The theme evokes the dawning of a new day. Sunshine. The trials and tribulations of life. The touching emotion of every day existence. It’s the Led Zeppelin of daytime TV themes. By comparison, The One Show’s theme is the aural equivalent of a chimp clanging saucepan lids together and masturbating onto a Bontempi.


ITV’s World of Sport

Big Daddy bellying a succession of ill-advised contenders! John Conteh getting socked in the mooey! Lads hooning around on dirtbikes pretending that it’s athletic! Demolition derby! And a bit of token running and horse racing. This was what passed for “sports” back in the early 80s. Sitting on the sofa all Saturday afternoon and watching this never-ending parade of soporific torpor while drinking tins of Skol meant you were officially a sports enthusiast.

Jeff’s theme, of course, defies such lethargy. It contains more musical inspiration for breaking the four-minute mile than the first 60 seconds of Iron Maiden’s Phantom of The Opera. You get fit just listening to it.


BBC TV’s Sixty Minutes

An absolute stone-cold classic. Urgent, strident, provocative and thrilling. All at once. This is the soundtrack permanently playing in our editor’s head when he’s nervously chewing his cigar stub and sweating underneath his green visor on deadline, shouting that there’s gonna be hell to pay if the morning edition ain’t on the streets by 5am.

Clearly a touch of The War of The Worlds if you listen to the descended note at 0:05. Why waste a good motif?
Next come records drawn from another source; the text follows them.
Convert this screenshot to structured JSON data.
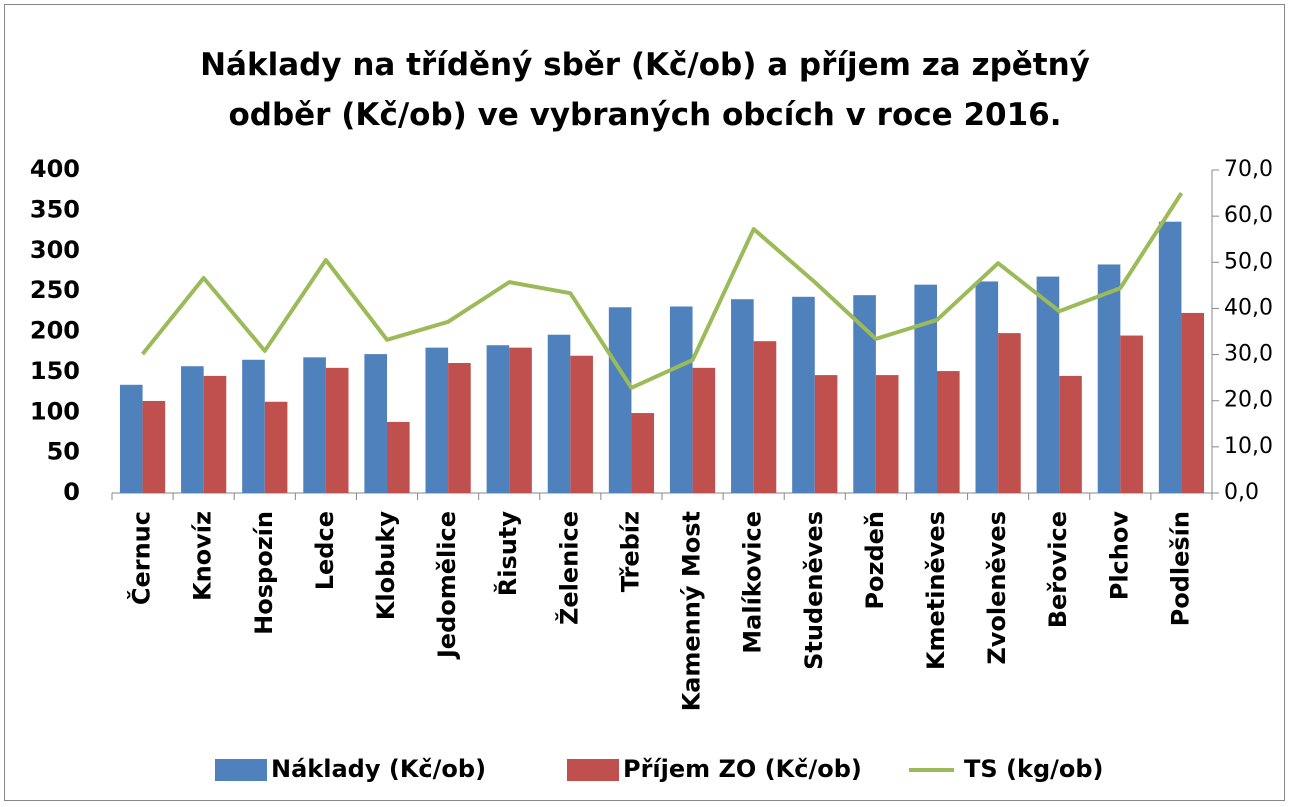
{
  "chart_data": {
    "type": "bar",
    "title": "Náklady na tříděný sběr (Kč/ob) a příjem za zpětný odběr (Kč/ob) ve vybraných obcích v roce 2016.",
    "categories": [
      "Černuc",
      "Knovíz",
      "Hospozín",
      "Ledce",
      "Klobuky",
      "Jedomělice",
      "Řisuty",
      "Želenice",
      "Třebíz",
      "Kamenný Most",
      "Malíkovice",
      "Studeněves",
      "Pozdeň",
      "Kmetiněves",
      "Zvoleněves",
      "Beřovice",
      "Plchov",
      "Podlešín"
    ],
    "series": [
      {
        "name": "Náklady (Kč/ob)",
        "color": "#4f81bd",
        "values": [
          134,
          157,
          165,
          168,
          172,
          180,
          183,
          196,
          230,
          231,
          240,
          243,
          245,
          258,
          262,
          268,
          283,
          336
        ]
      },
      {
        "name": "Příjem ZO (Kč/ob)",
        "color": "#c0504d",
        "values": [
          114,
          145,
          113,
          155,
          88,
          161,
          180,
          170,
          99,
          155,
          188,
          146,
          146,
          151,
          198,
          145,
          195,
          223
        ]
      },
      {
        "name": "TS (kg/ob)",
        "color": "#9bbb59",
        "type": "line",
        "axis": "y2",
        "values": [
          30.1,
          46.6,
          30.8,
          50.5,
          33.2,
          37.1,
          45.7,
          43.3,
          22.8,
          28.8,
          57.2,
          45.7,
          33.4,
          37.5,
          49.8,
          39.4,
          44.4,
          65.0
        ]
      }
    ],
    "ylim": [
      0,
      400
    ],
    "yticks": [
      0,
      50,
      100,
      150,
      200,
      250,
      300,
      350,
      400
    ],
    "y2lim": [
      0,
      70
    ],
    "y2ticks": [
      {
        "value": 0,
        "label": "0,0"
      },
      {
        "value": 10,
        "label": "10,0"
      },
      {
        "value": 20,
        "label": "20,0"
      },
      {
        "value": 30,
        "label": "30,0"
      },
      {
        "value": 40,
        "label": "40,0"
      },
      {
        "value": 50,
        "label": "50,0"
      },
      {
        "value": 60,
        "label": "60,0"
      },
      {
        "value": 70,
        "label": "70,0"
      }
    ],
    "legend": "bottom"
  }
}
Anything that further distracts from the opening title graphics that were evidently composed on a Commodore 64. Lovely stuff.


The Big Match

This is it. The big time. Listen to the original 1970s version of The Big Match theme and it sounds not dissimilar to a saucy 60s Carry On film score, soundtracking Barbara Windsor cackling about the size of a man’s big juicy pear. But Jubilation is the name of this score, and there’s certainly no shortage or joy nor exultation. That thrilling six note intro! The descent into the poignant title theme! It’s the Lightning Seeds – if they were any good.


Esso’s Tiger Theme

It starts off with what sounds like a harpsichord. Strings and percussion gradually join in then the bass kicks off and it’s funky time, baby – oh hell yes, get up offa that thing. We’re rock’n’roll hostages of petro-chemical plunder and the roof is on fire. Can you dig it?
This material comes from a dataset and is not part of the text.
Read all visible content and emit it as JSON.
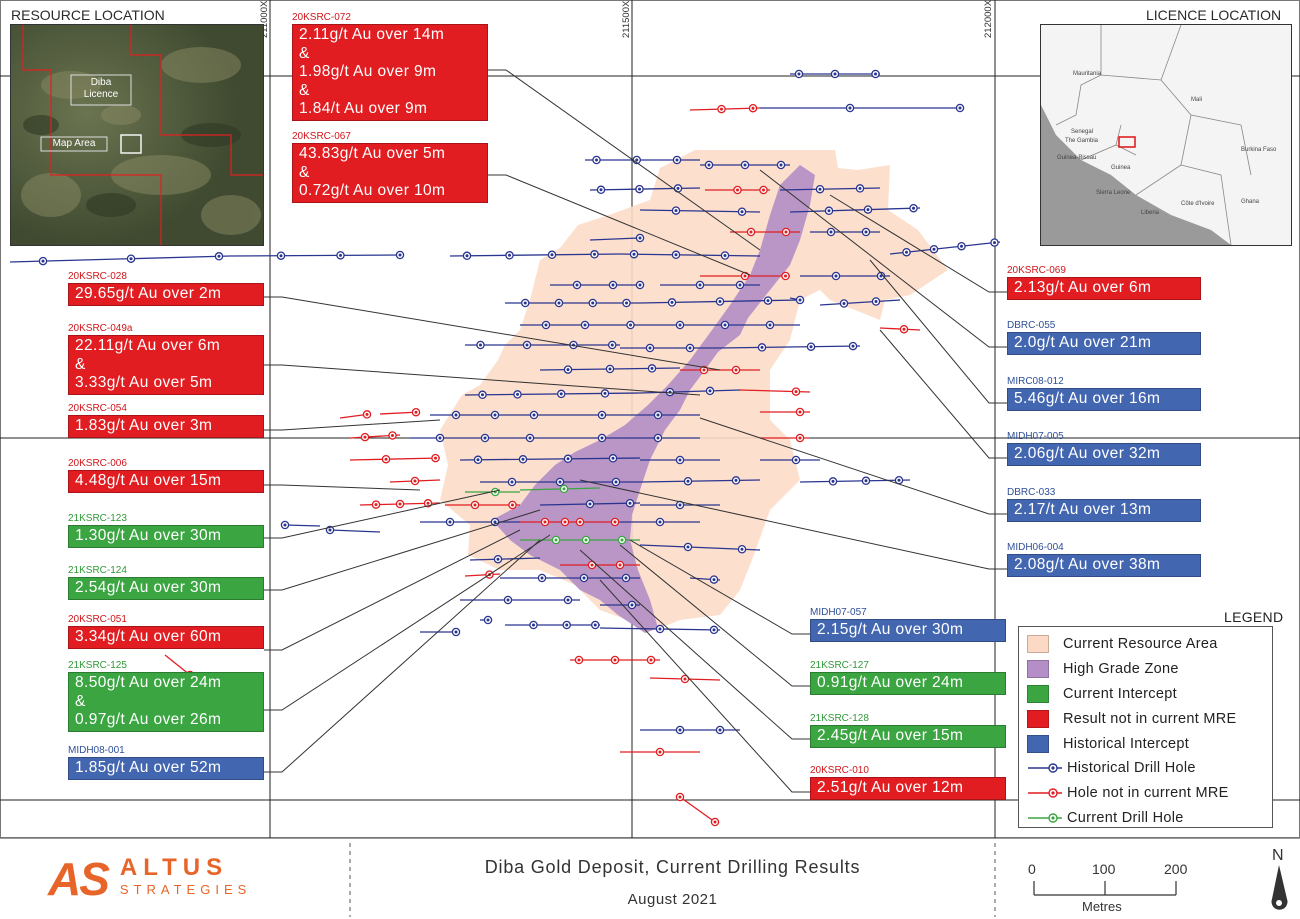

It all builds to a triumphant overture and suddenly we’re at a 24-hour Esso garage where a tanker and a red TR7 are bringing the party. Pickled Onion Monster Munch and Quatro for everyone!


ITV 1982 World Cup Theme

The 1982 world cup was held in Spain, so ITV decided to call their theme Matador. You can see what they’ve done there. England and Argentina went out in the quarter finals, presumably both knackered by the Falklands War which had ended the previous month. Italy beat Germany 3:1 in the final game.
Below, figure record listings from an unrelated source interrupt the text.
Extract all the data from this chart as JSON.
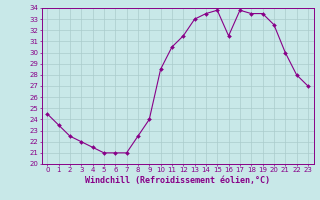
{
  "x": [
    0,
    1,
    2,
    3,
    4,
    5,
    6,
    7,
    8,
    9,
    10,
    11,
    12,
    13,
    14,
    15,
    16,
    17,
    18,
    19,
    20,
    21,
    22,
    23
  ],
  "y": [
    24.5,
    23.5,
    22.5,
    22.0,
    21.5,
    21.0,
    21.0,
    21.0,
    22.5,
    24.0,
    28.5,
    30.5,
    31.5,
    33.0,
    33.5,
    33.8,
    31.5,
    33.8,
    33.5,
    33.5,
    32.5,
    30.0,
    28.0,
    27.0
  ],
  "line_color": "#880088",
  "marker": "D",
  "marker_size": 2.0,
  "bg_color": "#c8e8e8",
  "grid_color": "#aacccc",
  "xlabel": "Windchill (Refroidissement éolien,°C)",
  "xlabel_color": "#880088",
  "ylim": [
    20,
    34
  ],
  "xlim": [
    -0.5,
    23.5
  ],
  "yticks": [
    20,
    21,
    22,
    23,
    24,
    25,
    26,
    27,
    28,
    29,
    30,
    31,
    32,
    33,
    34
  ],
  "xticks": [
    0,
    1,
    2,
    3,
    4,
    5,
    6,
    7,
    8,
    9,
    10,
    11,
    12,
    13,
    14,
    15,
    16,
    17,
    18,
    19,
    20,
    21,
    22,
    23
  ],
  "tick_color": "#880088",
  "tick_fontsize": 5.0,
  "xlabel_fontsize": 6.0,
  "linewidth": 0.8
}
But 1982 was a truly progressive year overall. School caning was made illegal. The Pope visited the UK. Channel 4 was launched. Toto released Africa. And even weirder, Matador was released as a 7” single and reached no.57 in the chart. Back of the net.


Golden Rendezvous

A 1977 thriller starring Richard Harris and adapted from an Alistair MacLean novel, Golden Rendezvous is one of Wayne’s most high-profile soundtracks. From the outset, the theme instantly denotes a glamorous high-stakes thriller.

Connoisseurs will no doubt note a touch of influence from the legendary Randall and Hopkirk (Deceased) theme. The film itself, meanwhile, was “a puddle of a mid-ocean thriller that would make a 12-year-old cringe in embarrassment,” according to Variety.


McVicar

By the end of the 70s Roger Daltrey’s film career was up and running, and he looked set to become a cinematic god, a bona fide hero of the silver screen – like Dennis Waterman or something.

It didn’t quite work out; but the soundtrack of this true-crime biopic still astonishes. Our own hero Wayne takes responsibility for the two climactic tracks, Escape parts 1 and 2. This is thrilling and exciting stuff; some of Jeff’s best synth-led theme work of the time. And if you don’t agree, McVicar’ll come round and do you, you slag.